Häufig ist ein neues Ohrloch der Auslöser für eine Entzündung. Um dieser vorzubeugen, sind die folgenden Tipps hilfreich:

  • Ohrloch stechen lassen:
    Viele Menschen gehen noch immer zu einem Juwelier und lassen sich hier ein Ohrloch machen. Juweliere arbeiten jedoch mit Pistolen. Durch den Druck wird die Haut stark beansprucht. Zudem ist es schwierig, die Geräte effektiv zu reinigen. Entzündungen werden begünstigt. Besser ist es, von einem erfahrenen Piercer ein Ohrloch mit einer Nadel stechen zu lassen.
  • Hygiene:
    Wer darauf achtet, dass sowohl die eigenen Hände als auch die Hände des Piercers gut gereinigt werden, reduziert das Risiko für eine Entzündung.
  • Material:
    Bei der Auswahl der ersten Ohrstecker hat sich Titan als beste Wahl erwiesen. Zu verzichten ist auf nickelhaltige Produkte, da diese zu allergischen Reaktionen führen können.
  • Heilungsprozess:
    Auch wenn die Ungeduld groß ist, endlich die neuen Ohrringe einsetzen zu können, sollten die ersten Stecker wenigstens vier Wochen im Ohr verbleiben. So kann die Haut optimal heilen.

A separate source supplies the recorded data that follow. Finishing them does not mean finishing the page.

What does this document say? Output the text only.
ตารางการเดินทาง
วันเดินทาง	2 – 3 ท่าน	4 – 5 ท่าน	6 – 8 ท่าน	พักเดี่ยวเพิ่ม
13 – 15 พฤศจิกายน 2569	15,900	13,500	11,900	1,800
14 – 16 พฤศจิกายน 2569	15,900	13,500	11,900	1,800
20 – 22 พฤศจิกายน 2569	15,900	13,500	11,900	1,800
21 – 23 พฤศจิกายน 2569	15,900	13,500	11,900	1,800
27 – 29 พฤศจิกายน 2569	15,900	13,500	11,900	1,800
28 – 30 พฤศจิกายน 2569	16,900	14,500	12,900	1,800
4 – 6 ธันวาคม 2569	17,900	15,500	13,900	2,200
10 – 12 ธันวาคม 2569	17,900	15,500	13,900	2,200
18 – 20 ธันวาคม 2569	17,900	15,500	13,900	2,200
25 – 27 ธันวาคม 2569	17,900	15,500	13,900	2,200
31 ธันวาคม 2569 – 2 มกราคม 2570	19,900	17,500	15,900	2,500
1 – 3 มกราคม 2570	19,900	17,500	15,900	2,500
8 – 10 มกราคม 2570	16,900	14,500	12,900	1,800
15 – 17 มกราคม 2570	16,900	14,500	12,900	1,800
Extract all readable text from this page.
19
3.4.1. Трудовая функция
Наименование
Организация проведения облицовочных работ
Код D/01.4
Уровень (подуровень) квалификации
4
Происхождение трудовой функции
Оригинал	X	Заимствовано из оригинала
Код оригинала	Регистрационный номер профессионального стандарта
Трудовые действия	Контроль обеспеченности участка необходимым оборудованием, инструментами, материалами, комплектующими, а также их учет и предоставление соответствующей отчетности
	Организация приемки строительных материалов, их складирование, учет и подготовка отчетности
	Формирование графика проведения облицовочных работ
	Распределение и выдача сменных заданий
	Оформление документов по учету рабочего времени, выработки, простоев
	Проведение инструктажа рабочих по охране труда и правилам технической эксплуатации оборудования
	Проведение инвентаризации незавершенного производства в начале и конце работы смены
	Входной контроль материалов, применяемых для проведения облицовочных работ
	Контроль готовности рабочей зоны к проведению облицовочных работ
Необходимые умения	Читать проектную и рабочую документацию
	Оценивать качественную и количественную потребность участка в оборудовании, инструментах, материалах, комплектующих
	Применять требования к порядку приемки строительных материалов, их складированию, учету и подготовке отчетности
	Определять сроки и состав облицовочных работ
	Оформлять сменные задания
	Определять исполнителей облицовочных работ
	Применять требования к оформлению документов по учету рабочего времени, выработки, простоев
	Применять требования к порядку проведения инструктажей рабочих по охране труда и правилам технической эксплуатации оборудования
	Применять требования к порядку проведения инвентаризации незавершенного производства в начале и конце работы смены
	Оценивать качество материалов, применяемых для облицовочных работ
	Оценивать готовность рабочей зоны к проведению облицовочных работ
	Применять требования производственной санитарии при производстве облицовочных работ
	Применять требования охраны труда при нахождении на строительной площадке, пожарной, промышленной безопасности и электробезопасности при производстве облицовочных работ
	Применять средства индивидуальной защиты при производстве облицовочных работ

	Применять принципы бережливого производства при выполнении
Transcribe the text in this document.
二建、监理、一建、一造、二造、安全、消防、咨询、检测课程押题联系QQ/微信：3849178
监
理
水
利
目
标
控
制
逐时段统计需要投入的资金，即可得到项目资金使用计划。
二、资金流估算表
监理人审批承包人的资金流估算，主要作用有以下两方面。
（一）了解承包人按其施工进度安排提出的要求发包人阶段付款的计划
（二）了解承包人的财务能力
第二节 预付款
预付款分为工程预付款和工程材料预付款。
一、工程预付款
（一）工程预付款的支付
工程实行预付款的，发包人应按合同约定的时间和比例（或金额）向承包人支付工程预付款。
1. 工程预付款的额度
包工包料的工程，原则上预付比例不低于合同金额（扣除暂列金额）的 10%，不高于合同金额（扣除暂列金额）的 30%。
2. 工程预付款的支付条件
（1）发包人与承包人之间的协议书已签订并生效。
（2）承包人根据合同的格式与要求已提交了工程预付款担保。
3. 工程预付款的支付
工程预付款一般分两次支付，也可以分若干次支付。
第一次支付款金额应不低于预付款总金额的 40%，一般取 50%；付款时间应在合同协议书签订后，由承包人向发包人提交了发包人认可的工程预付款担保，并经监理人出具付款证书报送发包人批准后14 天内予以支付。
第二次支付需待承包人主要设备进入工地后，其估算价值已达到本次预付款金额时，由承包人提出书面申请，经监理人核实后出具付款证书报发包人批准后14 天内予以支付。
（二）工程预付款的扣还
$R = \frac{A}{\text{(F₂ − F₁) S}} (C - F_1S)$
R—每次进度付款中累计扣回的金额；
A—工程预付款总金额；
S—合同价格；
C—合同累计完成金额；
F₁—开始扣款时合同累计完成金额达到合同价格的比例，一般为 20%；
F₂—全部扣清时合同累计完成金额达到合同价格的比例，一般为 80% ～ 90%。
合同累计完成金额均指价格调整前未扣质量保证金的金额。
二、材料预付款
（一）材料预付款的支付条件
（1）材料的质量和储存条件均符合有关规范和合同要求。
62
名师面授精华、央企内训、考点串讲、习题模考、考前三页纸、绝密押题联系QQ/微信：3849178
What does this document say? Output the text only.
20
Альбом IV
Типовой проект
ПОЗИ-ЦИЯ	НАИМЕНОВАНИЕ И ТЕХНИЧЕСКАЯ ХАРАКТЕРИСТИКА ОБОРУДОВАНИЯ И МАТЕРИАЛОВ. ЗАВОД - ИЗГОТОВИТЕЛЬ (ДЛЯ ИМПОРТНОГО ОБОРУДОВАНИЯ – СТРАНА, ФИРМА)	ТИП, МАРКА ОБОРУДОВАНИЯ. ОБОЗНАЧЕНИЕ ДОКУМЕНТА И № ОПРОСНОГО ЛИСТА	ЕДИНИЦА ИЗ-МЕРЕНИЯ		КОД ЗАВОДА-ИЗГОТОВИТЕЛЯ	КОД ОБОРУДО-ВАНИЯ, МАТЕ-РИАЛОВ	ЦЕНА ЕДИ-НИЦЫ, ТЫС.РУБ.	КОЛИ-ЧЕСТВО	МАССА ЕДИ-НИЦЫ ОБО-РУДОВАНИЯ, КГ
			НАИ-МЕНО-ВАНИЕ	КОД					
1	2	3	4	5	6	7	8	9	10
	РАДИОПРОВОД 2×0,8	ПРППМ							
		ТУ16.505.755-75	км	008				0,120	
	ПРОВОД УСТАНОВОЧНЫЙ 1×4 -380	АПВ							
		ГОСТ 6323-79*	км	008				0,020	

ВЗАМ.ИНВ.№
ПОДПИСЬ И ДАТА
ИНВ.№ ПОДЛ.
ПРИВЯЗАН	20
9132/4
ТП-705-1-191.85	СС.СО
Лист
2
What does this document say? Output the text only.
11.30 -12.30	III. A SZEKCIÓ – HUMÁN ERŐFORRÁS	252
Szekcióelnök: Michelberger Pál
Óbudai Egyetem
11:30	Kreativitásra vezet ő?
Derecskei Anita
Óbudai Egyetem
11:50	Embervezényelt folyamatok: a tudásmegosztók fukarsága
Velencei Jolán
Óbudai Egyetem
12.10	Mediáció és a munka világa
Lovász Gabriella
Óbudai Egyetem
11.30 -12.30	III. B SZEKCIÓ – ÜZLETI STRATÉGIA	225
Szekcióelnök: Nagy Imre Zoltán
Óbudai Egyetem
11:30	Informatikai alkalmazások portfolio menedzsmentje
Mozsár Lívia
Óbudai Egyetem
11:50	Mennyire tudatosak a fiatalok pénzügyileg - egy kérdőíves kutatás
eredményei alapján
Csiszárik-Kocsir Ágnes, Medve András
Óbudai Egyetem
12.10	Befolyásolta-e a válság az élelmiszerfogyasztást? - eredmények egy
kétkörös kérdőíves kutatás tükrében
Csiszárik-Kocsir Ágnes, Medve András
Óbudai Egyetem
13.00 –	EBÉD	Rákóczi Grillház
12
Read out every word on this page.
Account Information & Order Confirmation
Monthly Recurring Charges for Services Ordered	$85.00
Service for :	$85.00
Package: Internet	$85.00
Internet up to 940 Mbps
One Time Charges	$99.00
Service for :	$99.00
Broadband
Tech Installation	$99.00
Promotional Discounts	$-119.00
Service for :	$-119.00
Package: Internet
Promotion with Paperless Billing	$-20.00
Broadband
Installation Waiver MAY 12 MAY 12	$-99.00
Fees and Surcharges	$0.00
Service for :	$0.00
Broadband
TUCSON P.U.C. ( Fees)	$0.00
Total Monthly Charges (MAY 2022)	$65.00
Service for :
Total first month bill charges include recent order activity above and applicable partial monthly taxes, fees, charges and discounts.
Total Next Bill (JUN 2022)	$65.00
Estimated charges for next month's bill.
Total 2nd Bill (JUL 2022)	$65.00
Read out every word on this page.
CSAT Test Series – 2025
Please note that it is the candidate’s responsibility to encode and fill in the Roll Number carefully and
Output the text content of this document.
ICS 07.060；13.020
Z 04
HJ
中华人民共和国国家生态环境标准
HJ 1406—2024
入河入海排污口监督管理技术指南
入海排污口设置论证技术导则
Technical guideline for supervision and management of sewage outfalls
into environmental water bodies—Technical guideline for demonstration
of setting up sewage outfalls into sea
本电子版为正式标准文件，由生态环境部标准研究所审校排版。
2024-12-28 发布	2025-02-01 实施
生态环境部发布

Ein weiterer wichtiger Tipp ist der Verzicht auf den Schwimmbadbesuch oder ein Bad im See in den ersten Wochen. Hier haben es Bakterien leicht, über die frische Wunde einzudringen und zu einer Entzündung zu führen.

Wann zum Arzt?

Was gestern noch gar nicht so schlimm ausgesehen hat, ist heute dick, entzündet und eitrig? Normalerweise ist dies noch kein Grund zur Sorge, wenn man sich sonst gut fühlt. Zeigen sich jedoch Symptome einer schweren Entzündung, wie Fieber, Schüttelfrost und Unwohlsein, sollte ein Arzt aufgesucht werden. Dieser prüft nach, ob sich die Entzündung ausgebreitet hat und kann die passenden Medikamente verschreiben.